On March 21, the New Hampshire Senate Election Laws & Municipal Affairs Committee passed CACR9. It is a proposed constitutional amendment to say that New Hampshire shall hold the nation’s earliest presidential primary in each presidential election year. If the legislature passes this bill, the voters would vote on the amendment in November 2024.

This seems like a silly idea. New Hampshire cannot by itself guarantee that it always has the nation’s earliest presidential primary, so putting that idea into the State Constitution won’t accomplish its goal.


Comments

New Hampshire Bill to Put State’s Desire to Hold First Presidential Primary into State Constitution — 10 Comments

  1. Will they go to war with another state that sets it earlier? This whole game is silly. Have one round, one election, one time a year. Voters stand and be counted. Winning party – Pick one office: peace officer = law enforcement, judge, jury, executioner. No election above precinct level – one tax only: poll tax. No other tax except head tax for national defense military. Generals and admirals pick commander in chief. There is literally zero need for any other government, election, or tax at any level. One page of laws – no need for lawyers, lobbyists, legislators etc. Peace officers decide how law applies to situations that they encounter in the field. On the spot decisions with immediate execution of offenders. Trash company disposed of offenders corpses. Why make simple things complicated???

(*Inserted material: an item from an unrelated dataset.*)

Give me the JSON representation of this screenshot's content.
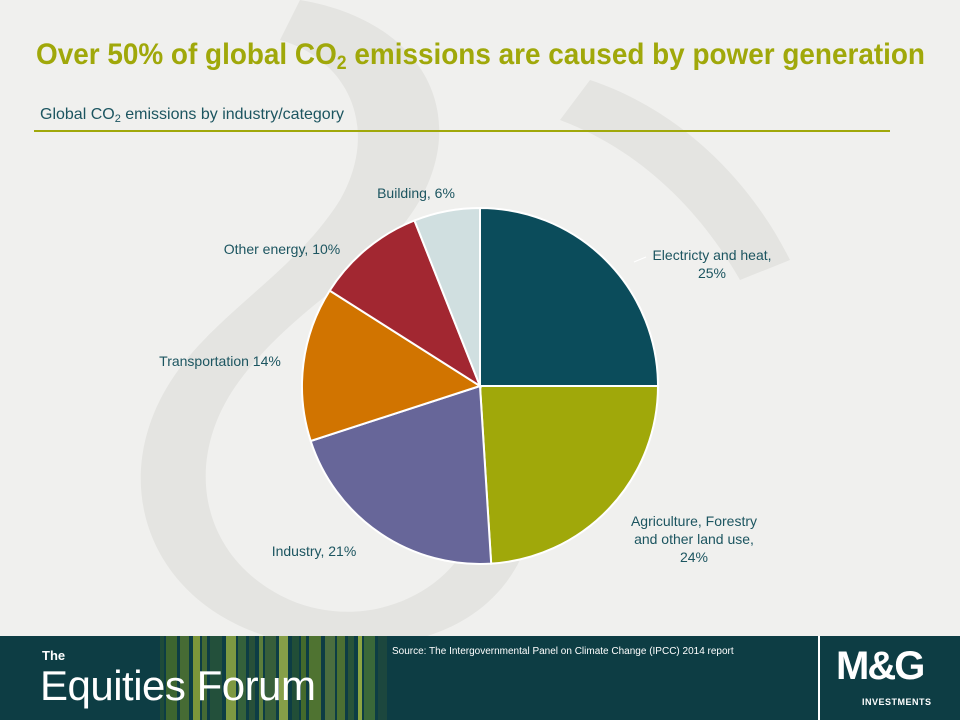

  2. Isn’t this ridiculous? Wouldn’t it be a conflict of interest if state officials that are elected from the two-party system Majority of the time) conducts the elections of those same two parties?

  3. New Hampshire could secede and hold its own Presidential election whenever it wants.

  4. FIND NH ON A WORLD MAP.

    PREZ HACKS TRAVEL AND TV ATTACK ADS ARE WHAT PCT OF NH GDP ???

    IE TOTAL ECON ROT IN NH IF NH IS N-O-T FIRST ???

  5. @ Eric:

    It would have to be a negotiated secession, not a unilateral one, as was attempted in 1861.

    The definitive ruling on the matter of secession was Texas v White. This ruling was quite emphatic in its rejection of unilateral secession, but it left the door open a crack for a negotiated secession, by saying that a state could secede with the consent of the other states.

    Brexit was an example of a negotiated secession. The UK didn’t just bug out, like the Confederates in 1861, but came to an agreement with the EU as to the terms of their leaving.

  6. Another example of a successful negotiated secession was the division of Czechoslovakia into the Czech Republic and Slovakia. No civil war; just an amicable divorce.

  7. @WZ,

    The reasoning of Texas v. White is specious. The Articles of Confederation established a Perpetual Union. In 1787 a meeting in secrecy in Philadelphia proposed a so-called constitution that abrogated the Articles of Confederation.

    This document purported to create a more perfect union (more perfect than perpetual). But they bypassed the bodies that had the sole authority to amend the AOC: Congress and the State legislatures.

  8. I highly doubt any successful negotiation of secession will happen. There are zero examples of anything close in 250 years.